International Business Times reported last week that KIC 8462852, which has been the center of much scrutiny and speculation since it was discovered that the star was undergoing an unexplainable sustained dimming, has been the target of yet another study attempting to explain the dimming phenomenon. Eliminating other offered explanations of the loss in brightness (including cometary swarms and an artificial energy collection array known as a Dyson sphere, which has been referred to as an “alien megastructure”), scientists Valeri Makarov from the U.S. Naval Observatory in Washington, D.C., and Alexey Goldin from Teza Technologies in Chicago have developed the idea that the dimming effect of KIC 8462852 is the result of an occluding cloud of space junk between the star and the observer (i.e., us humans) of “interstellar comets.” In short, Makarov and Goldin have taken the swarm of comets idea and moved it from inside the planetary system to outside the system.
The two scientists also posit that there is another as yet undetected star, one in the same line of sight as KIC 8462852 (also known as Tabby’s Star), that the comet swarm is occluding and dimming.

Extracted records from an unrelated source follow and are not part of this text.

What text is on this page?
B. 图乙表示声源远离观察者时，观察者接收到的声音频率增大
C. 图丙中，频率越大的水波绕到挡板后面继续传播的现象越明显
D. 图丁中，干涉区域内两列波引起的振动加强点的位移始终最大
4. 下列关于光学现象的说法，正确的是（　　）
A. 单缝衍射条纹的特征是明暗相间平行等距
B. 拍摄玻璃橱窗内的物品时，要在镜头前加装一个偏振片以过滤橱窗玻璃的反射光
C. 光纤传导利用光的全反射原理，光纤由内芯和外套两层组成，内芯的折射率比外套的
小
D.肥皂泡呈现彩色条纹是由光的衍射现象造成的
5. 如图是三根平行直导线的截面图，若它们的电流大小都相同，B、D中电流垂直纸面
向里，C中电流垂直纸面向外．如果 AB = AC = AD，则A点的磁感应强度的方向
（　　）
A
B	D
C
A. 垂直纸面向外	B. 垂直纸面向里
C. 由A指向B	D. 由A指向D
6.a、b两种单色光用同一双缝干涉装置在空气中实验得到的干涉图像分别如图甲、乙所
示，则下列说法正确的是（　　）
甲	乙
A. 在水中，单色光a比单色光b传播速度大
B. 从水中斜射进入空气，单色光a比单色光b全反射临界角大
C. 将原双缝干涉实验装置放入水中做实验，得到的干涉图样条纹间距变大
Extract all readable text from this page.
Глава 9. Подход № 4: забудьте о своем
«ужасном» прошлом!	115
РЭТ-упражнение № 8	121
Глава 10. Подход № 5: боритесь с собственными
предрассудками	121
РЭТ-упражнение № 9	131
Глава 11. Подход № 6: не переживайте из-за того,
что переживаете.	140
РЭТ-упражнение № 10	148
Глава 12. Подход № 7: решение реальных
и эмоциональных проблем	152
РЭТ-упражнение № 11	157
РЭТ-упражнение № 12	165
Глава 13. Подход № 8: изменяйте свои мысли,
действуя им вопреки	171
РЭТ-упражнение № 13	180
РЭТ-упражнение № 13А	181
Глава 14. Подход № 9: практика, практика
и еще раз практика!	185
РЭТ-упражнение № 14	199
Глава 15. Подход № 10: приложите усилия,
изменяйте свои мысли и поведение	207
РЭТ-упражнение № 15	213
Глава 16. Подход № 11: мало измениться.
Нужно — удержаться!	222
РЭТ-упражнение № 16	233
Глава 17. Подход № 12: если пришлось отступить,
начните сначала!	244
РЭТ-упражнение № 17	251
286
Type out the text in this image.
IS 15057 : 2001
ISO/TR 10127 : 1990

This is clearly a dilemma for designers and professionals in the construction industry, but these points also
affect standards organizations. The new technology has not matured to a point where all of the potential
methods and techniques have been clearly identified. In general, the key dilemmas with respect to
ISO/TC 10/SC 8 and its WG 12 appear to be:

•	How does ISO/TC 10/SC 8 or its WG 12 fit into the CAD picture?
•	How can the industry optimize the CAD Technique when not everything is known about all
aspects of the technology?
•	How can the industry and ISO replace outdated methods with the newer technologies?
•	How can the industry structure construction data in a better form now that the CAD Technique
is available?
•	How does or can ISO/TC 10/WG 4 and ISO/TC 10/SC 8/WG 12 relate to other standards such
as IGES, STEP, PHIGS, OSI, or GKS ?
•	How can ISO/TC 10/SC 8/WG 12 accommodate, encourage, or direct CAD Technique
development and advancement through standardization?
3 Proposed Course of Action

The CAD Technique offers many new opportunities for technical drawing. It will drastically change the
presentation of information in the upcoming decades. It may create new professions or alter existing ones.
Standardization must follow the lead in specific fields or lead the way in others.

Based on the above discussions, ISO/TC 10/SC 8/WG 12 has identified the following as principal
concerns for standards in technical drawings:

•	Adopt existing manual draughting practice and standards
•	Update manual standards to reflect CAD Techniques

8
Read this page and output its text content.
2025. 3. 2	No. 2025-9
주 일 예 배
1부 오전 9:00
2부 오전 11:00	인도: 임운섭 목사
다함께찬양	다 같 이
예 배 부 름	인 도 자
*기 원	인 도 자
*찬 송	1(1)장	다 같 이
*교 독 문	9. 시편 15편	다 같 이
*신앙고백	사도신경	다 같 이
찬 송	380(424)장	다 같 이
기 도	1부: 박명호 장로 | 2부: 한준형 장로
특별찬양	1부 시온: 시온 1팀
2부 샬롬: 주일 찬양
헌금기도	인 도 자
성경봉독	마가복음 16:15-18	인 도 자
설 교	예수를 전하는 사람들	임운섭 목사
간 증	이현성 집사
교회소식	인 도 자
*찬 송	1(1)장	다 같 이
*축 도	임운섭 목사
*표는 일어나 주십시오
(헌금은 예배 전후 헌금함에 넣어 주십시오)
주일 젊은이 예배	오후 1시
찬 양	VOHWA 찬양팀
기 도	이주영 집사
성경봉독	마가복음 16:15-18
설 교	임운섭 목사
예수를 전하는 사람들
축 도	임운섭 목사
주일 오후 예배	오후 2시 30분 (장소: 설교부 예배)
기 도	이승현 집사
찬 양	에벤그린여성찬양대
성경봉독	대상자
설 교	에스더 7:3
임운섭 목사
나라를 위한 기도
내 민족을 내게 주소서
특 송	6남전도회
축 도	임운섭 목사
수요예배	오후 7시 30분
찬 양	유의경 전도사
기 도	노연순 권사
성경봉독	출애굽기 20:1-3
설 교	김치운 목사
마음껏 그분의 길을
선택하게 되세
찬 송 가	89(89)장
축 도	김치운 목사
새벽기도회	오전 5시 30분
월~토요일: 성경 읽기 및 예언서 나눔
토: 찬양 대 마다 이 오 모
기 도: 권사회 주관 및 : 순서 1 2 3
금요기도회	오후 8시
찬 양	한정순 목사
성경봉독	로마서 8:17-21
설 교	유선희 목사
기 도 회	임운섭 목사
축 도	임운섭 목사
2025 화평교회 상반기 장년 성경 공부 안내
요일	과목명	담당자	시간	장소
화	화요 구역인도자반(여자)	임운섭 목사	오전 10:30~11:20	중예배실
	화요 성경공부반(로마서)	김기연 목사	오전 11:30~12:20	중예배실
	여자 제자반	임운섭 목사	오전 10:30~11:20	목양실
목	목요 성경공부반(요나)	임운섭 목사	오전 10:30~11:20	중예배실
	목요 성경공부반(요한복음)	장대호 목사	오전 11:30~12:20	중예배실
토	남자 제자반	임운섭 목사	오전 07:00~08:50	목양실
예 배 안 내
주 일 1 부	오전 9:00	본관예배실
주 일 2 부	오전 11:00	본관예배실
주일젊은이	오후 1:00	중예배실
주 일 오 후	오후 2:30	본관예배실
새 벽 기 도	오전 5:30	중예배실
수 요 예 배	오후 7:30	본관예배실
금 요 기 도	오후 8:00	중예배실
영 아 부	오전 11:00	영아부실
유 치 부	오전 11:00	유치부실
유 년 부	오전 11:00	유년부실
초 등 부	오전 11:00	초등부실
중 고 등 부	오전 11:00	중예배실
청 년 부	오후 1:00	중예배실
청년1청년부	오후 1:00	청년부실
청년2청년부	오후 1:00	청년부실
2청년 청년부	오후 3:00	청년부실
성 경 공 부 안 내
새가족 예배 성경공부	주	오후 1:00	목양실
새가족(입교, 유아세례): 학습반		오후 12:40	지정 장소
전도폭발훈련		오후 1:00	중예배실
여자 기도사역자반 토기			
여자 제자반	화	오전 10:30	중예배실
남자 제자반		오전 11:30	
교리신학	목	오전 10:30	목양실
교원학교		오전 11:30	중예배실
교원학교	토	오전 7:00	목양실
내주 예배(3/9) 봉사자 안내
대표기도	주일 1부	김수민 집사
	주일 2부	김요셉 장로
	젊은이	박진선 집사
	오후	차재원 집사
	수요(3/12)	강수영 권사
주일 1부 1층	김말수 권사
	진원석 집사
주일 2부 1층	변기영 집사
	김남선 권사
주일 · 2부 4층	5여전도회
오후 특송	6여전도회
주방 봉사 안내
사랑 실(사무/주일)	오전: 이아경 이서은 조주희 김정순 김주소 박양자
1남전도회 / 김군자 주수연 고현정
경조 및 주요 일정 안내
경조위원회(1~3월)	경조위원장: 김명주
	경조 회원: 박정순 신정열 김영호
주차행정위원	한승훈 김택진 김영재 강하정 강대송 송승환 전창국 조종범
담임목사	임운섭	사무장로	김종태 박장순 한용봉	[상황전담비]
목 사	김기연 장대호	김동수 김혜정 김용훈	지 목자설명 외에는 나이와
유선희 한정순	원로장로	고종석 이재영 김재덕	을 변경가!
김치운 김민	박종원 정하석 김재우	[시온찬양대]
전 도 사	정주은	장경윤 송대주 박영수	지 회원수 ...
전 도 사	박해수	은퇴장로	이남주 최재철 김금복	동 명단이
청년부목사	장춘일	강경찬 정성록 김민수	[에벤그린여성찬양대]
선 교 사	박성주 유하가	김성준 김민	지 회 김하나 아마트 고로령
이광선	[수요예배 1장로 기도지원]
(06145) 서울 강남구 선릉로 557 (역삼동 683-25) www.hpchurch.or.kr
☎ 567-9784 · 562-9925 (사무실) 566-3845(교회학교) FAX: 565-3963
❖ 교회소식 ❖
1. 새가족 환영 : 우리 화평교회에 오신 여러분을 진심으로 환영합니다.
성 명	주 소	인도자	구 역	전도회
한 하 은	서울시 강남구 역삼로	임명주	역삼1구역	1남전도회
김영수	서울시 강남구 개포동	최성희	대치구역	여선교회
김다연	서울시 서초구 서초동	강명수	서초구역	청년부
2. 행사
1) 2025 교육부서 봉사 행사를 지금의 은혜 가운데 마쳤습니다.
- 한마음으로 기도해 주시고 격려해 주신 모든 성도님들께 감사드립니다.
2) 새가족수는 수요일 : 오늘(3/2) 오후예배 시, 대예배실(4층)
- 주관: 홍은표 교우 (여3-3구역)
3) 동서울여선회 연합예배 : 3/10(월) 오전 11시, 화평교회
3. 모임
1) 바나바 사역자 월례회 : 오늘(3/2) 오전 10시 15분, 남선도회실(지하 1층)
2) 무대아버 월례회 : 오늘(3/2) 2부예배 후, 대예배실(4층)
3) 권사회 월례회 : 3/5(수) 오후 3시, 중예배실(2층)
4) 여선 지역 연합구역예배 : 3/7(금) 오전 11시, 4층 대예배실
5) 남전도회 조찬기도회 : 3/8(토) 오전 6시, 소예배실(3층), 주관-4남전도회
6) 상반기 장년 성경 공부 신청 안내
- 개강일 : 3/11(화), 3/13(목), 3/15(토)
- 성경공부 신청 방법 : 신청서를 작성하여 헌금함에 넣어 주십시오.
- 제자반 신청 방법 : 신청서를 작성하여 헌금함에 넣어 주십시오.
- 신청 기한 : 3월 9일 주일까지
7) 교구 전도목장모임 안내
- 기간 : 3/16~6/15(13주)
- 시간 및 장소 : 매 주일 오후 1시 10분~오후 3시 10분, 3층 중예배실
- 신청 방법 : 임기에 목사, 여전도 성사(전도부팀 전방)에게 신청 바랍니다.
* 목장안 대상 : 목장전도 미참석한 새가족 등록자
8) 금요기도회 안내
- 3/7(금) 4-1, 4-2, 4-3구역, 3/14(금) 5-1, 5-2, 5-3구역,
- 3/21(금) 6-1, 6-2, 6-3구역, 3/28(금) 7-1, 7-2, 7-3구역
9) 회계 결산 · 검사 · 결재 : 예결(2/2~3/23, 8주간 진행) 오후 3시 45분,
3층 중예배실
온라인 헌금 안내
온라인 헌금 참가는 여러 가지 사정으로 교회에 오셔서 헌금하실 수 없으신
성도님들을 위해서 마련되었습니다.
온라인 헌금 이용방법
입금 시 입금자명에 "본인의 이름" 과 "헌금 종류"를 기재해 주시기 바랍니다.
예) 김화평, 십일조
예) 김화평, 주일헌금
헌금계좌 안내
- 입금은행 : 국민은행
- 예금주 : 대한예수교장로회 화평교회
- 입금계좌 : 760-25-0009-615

They hypothesize that if such a star is dimming behind Tabby’s Star, then it can only mean that the cause of the dimming effect exists outside the planetary system in interstellar space.
There seems to another problem with the study’s hypothesis — besides there being no evidence that a star behind KIC 8462852 exists. Interstellar comets have yet to be discovered.
Makarov told New Scientist, “Maybe interstellar space is full of free-floating comets. But try to find them! They are dark and cold, and travelling from nowhere to nowhere, basically, forever.”
Interstellar space is a vast emptiness that could very well hold Makarov’s missing comets. It is known that rogue planets drift through interstellar space, so the idea of a “comet swarm” existing somewhere — or, for Makarov and Goldin’s hypothesis, outside the planetary system of Tabby’s Star — is not altogether outlandish.
The paper also has a glaring omission, according to the International Business Times. It does not address the 20 percent dip that scientists have detected in KIC 8462852’s brightness over the last century.
In short, proponents of the alien megastructure argument have lost no ground with regard to the latest theory. As yet, the paper by Makarov and Goldin has not been peer reviewed.
“If this is right, then that conclusion is dead on,” Jason Wright of Pennsylvania State University said of the study. Wright originally postulated the alien megastructure theory to explain Tabby’s Star’s dimming. He also noted that if a second star can be detected and is found to undergo the same dimming process, the Makarov and Goldin position will be further strengthened. Wright pointed out, however, that a cometary swarm close enough to occlude a star would not technically be an interstellar one.
Wright told New Scientist that he, too, had come to believe that only an interstellar cloud occluding Tabby’s Star could account for its century-long dimming. Still, finding such a cloud was going to prove difficult.
Makarov thinks that proof of the new theory might have to wait a decade or so until the second star moves far enough away from KIC 8462852 to be detected. Until then, those holding out for an alien presence in the faraway system can still hope that a dimming star is proof that not only is there alien life in the cosmos but that it is intelligent and technologically advanced.